Geri kalan her partiyi ve mensubunu terör ve terör örgütleri ile kol kola gezen kişiler ilan etmesi sonrası nutkum tutuldu.
15 Temmuz'da bu ağır ithamları kullandığın Karamürsel evlatları ile omuz, omuza nöbet tutan sen değimliydin?
Şimdi bu ağır ithamlarla suçladığın kişilerin ağabeyleri, ablaları, amcaları, dayıları, enişteleri terör örgütlerine bulaştı ve bir bilgin varsa büyük bir heves ile çıktığın programlardan birinde açıkla da bizlerde bilelim.

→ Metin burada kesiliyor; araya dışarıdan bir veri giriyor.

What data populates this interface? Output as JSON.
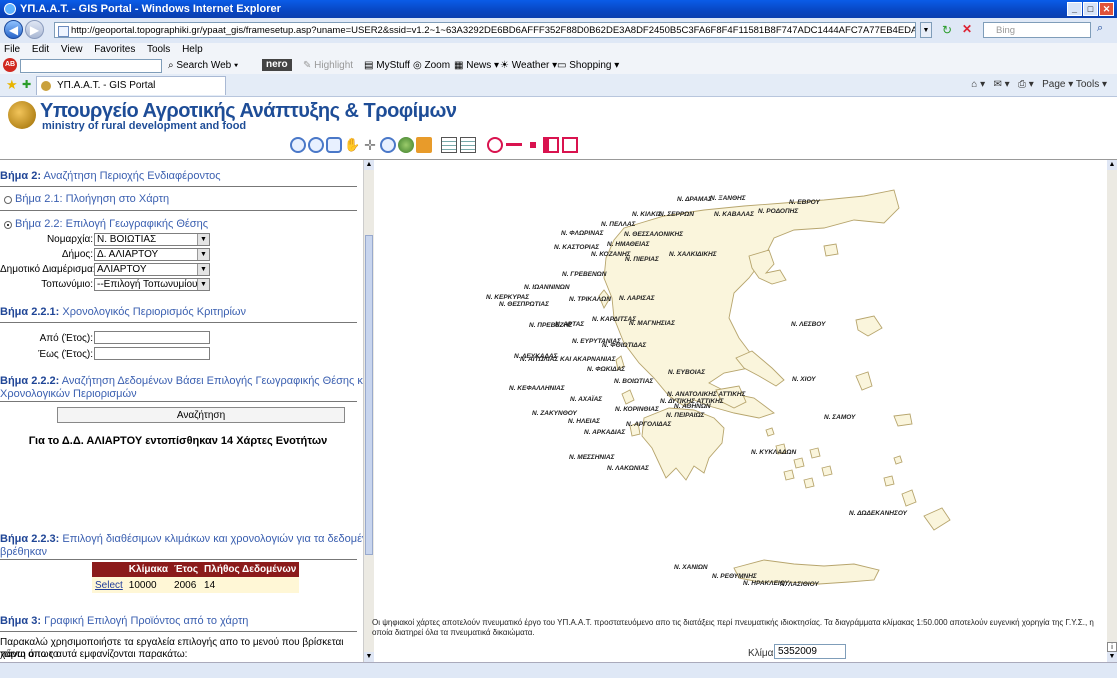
{
  "window": {
    "title": "ΥΠ.Α.Α.Τ. - GIS Portal - Windows Internet Explorer"
  },
  "browser": {
    "url": "http://geoportal.topographiki.gr/ypaat_gis/framesetup.asp?uname=USER2&ssid=v1.2~1~63A3292DE6BD6AFFF352F88D0B62DE3A8DF2450B5C3FA6F8F4F11581B8F747ADC1444AFC7A77EB4EDA496CCD72E9D7766FE09210B8BC1168C0B4AFD91005430F8F46",
    "search_engine": "Bing",
    "menu": [
      "File",
      "Edit",
      "View",
      "Favorites",
      "Tools",
      "Help"
    ],
    "toolbar": {
      "search_web": "Search Web",
      "nero": "nero",
      "highlight": "Highlight",
      "mystuff": "MyStuff",
      "zoom": "Zoom",
      "news": "News",
      "weather": "Weather",
      "shopping": "Shopping"
    },
    "tab_label": "ΥΠ.Α.Α.Τ. - GIS Portal",
    "right_tools": "Page ▾   Tools ▾"
  },
  "header": {
    "title": "Υπουργείο Αγροτικής Ανάπτυξης & Τροφίμων",
    "subtitle": "ministry of rural development and food"
  },
  "left": {
    "step2": {
      "prefix": "Βήμα 2:",
      "text": "Αναζήτηση Περιοχής Ενδιαφέροντος"
    },
    "step21": "Βήμα 2.1: Πλοήγηση στο Χάρτη",
    "step22": "Βήμα 2.2: Επιλογή Γεωγραφικής Θέσης",
    "fields": {
      "nomarchia_label": "Νομαρχία:",
      "nomarchia_value": "Ν. ΒΟΙΩΤΙΑΣ",
      "dimos_label": "Δήμος:",
      "dimos_value": "Δ. ΑΛΙΑΡΤΟΥ",
      "dd_label": "Δημοτικό Διαμέρισμα:",
      "dd_value": "ΑΛΙΑΡΤΟΥ",
      "toponymio_label": "Τοπωνύμιο:",
      "toponymio_value": "--Επιλογή Τοπωνυμίου--"
    },
    "step221": {
      "prefix": "Βήμα 2.2.1:",
      "text": "Χρονολογικός Περιορισμός Κριτηρίων"
    },
    "from_label": "Από (Έτος):",
    "to_label": "Έως (Έτος):",
    "step222": {
      "prefix": "Βήμα 2.2.2:",
      "text1": "Αναζήτηση Δεδομένων Βάσει Επιλογής Γεωγραφικής Θέσης και",
      "text2": "Χρονολογικών Περιορισμών"
    },
    "search_button": "Αναζήτηση",
    "found_message": "Για το Δ.Δ. ΑΛΙΑΡΤΟΥ εντοπίσθηκαν 14 Χάρτες Ενοτήτων",
    "step223": {
      "prefix": "Βήμα 2.2.3:",
      "text1": "Επιλογή διαθέσιμων κλιμάκων και χρονολογιών για τα δεδομένα που",
      "text2": "βρέθηκαν"
    },
    "table": {
      "headers": [
        "Κλίμακα",
        "Έτος",
        "Πλήθος Δεδομένων"
      ],
      "rows": [
        {
          "action": "Select",
          "scale": "10000",
          "year": "2006",
          "count": "14"
        }
      ]
    },
    "step3": {
      "prefix": "Βήμα 3:",
      "text": "Γραφική Επιλογή Προϊόντος από το χάρτη"
    },
    "step3_text1": "Παρακαλώ χρησιμοποιήστε τα εργαλεία επιλογής απο το μενού που βρίσκεται πάνω απο το",
    "step3_text2": "χάρτη όπως αυτά εμφανίζονται παρακάτω:"
  },
  "map": {
    "labels": {
      "drama": "Ν. ΔΡΑΜΑΣ",
      "xanthi": "Ν. ΞΑΝΘΗΣ",
      "evros": "Ν. ΕΒΡΟΥ",
      "rodopi": "Ν. ΡΟΔΟΠΗΣ",
      "kilkis": "Ν. ΚΙΛΚΙΣ",
      "serres": "Ν. ΣΕΡΡΩΝ",
      "kavala": "Ν. ΚΑΒΑΛΑΣ",
      "pella": "Ν. ΠΕΛΛΑΣ",
      "florina": "Ν. ΦΛΩΡΙΝΑΣ",
      "thessaloniki": "Ν. ΘΕΣΣΑΛΟΝΙΚΗΣ",
      "imathia": "Ν. ΗΜΑΘΕΙΑΣ",
      "kastoria": "Ν. ΚΑΣΤΟΡΙΑΣ",
      "kozani": "Ν. ΚΟΖΑΝΗΣ",
      "pieria": "Ν. ΠΙΕΡΙΑΣ",
      "chalkidiki": "Ν. ΧΑΛΚΙΔΙΚΗΣ",
      "grevena": "Ν. ΓΡΕΒΕΝΩΝ",
      "ioannina": "Ν. ΙΩΑΝΝΙΝΩΝ",
      "kerkyra": "Ν. ΚΕΡΚΥΡΑΣ",
      "thesprotia": "Ν. ΘΕΣΠΡΩΤΙΑΣ",
      "trikala": "Ν. ΤΡΙΚΑΛΩΝ",
      "larisa": "Ν. ΛΑΡΙΣΑΣ",
      "preveza": "Ν. ΠΡΕΒΕΖΗΣ",
      "arta": "Ν. ΑΡΤΑΣ",
      "karditsa": "Ν. ΚΑΡΔΙΤΣΑΣ",
      "magnisia": "Ν. ΜΑΓΝΗΣΙΑΣ",
      "lesvos": "Ν. ΛΕΣΒΟΥ",
      "evrytania": "Ν. ΕΥΡΥΤΑΝΙΑΣ",
      "fthiotida": "Ν. ΦΘΙΩΤΙΔΑΣ",
      "lefkada": "Ν. ΛΕΥΚΑΔΑΣ",
      "aitoloakarnania": "Ν. ΑΙΤΩΛΙΑΣ ΚΑΙ ΑΚΑΡΝΑΝΙΑΣ",
      "fokida": "Ν. ΦΩΚΙΔΑΣ",
      "evvoia": "Ν. ΕΥΒΟΙΑΣ",
      "chios": "Ν. ΧΙΟΥ",
      "kefallinia": "Ν. ΚΕΦΑΛΛΗΝΙΑΣ",
      "voiotia": "Ν. ΒΟΙΩΤΙΑΣ",
      "anatoliki_attiki": "Ν. ΑΝΑΤΟΛΙΚΗΣ ΑΤΤΙΚΗΣ",
      "dytiki_attiki": "Ν. ΔΥΤΙΚΗΣ ΑΤΤΙΚΗΣ",
      "athinon": "Ν. ΑΘΗΝΩΝ",
      "achaia": "Ν. ΑΧΑΪΑΣ",
      "korinthia": "Ν. ΚΟΡΙΝΘΙΑΣ",
      "zakynthos": "Ν. ΖΑΚΥΝΘΟΥ",
      "ileia": "Ν. ΗΛΕΙΑΣ",
      "peiraias": "Ν. ΠΕΙΡΑΙΩΣ",
      "samos": "Ν. ΣΑΜΟΥ",
      "argolida": "Ν. ΑΡΓΟΛΙΔΑΣ",
      "arkadia": "Ν. ΑΡΚΑΔΙΑΣ",
      "messinia": "Ν. ΜΕΣΣΗΝΙΑΣ",
      "lakonia": "Ν. ΛΑΚΩΝΙΑΣ",
      "kyklades": "Ν. ΚΥΚΛΑΔΩΝ",
      "dodekanisa": "Ν. ΔΩΔΕΚΑΝΗΣΟΥ",
      "chania": "Ν. ΧΑΝΙΩΝ",
      "rethymno": "Ν. ΡΕΘΥΜΝΗΣ",
      "irakleio": "Ν. ΗΡΑΚΛΕΙΟΥ",
      "lasithi": "Ν. ΛΑΣΙΘΙΟΥ"
    },
    "copyright": "Οι ψηφιακοί χάρτες αποτελούν πνευματικό έργο του ΥΠ.Α.Α.Τ. προστατευόμενο απο τις διατάξεις περί πνευματικής ιδιοκτησίας. Τα διαγράμματα κλίμακας 1:50.000 αποτελούν ευγενική χορηγία της Γ.Υ.Σ., η οποία διατηρεί όλα τα πνευματικά δικαιώματα.",
    "scale_label": "Κλίμακα 1:",
    "scale_value": "5352009"
  },
  "colors": {
    "land": "#faf5dc",
    "border": "#b7a56d",
    "heading": "#1f4596",
    "table_header": "#8b1b1b"
  }
}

Birde ikide bir burası küçük bir ilçe burada herkes birbirini iyi bilir diye çok güzel bir söz söylüyorsun!
Bak doğruluğuna emin olduğum tek sözün bu!
Kesinlikle haklısın bu ilçede kimin ne olduğunu, kimin ne kadar pisliğe bulaştığını, kimin ne kadar kısa sürede zengin olduğunu, kimin başkalarının üzerlerine neler aldığını, kimin kenar köşede ne tezgâhlar kurduğunu, kimin yanında olan kişilerin biranda zenginleştiğini, kimin kanussuzluk yaptığını, kimin personeline ana avrat küfrettiğini, kimin birinci derecede yakınlarının teröre bulaştığını bu ilçe halkı çok iyi bilir!
Ama bu ilçe halkı geçmişte itin hatırı olmasa da sahibinin hatırı var diye susar. Ama sahibinin de hatırını bitirmemek gerekir. Makama yapılan saygıyı kendi şahsına yapılıyor zannedip aba altından sopa göstermemek gerekir.
Yüzüne söyleyemeyeceğin sözleri ayakçılara telefonda söyletmemek gerekir!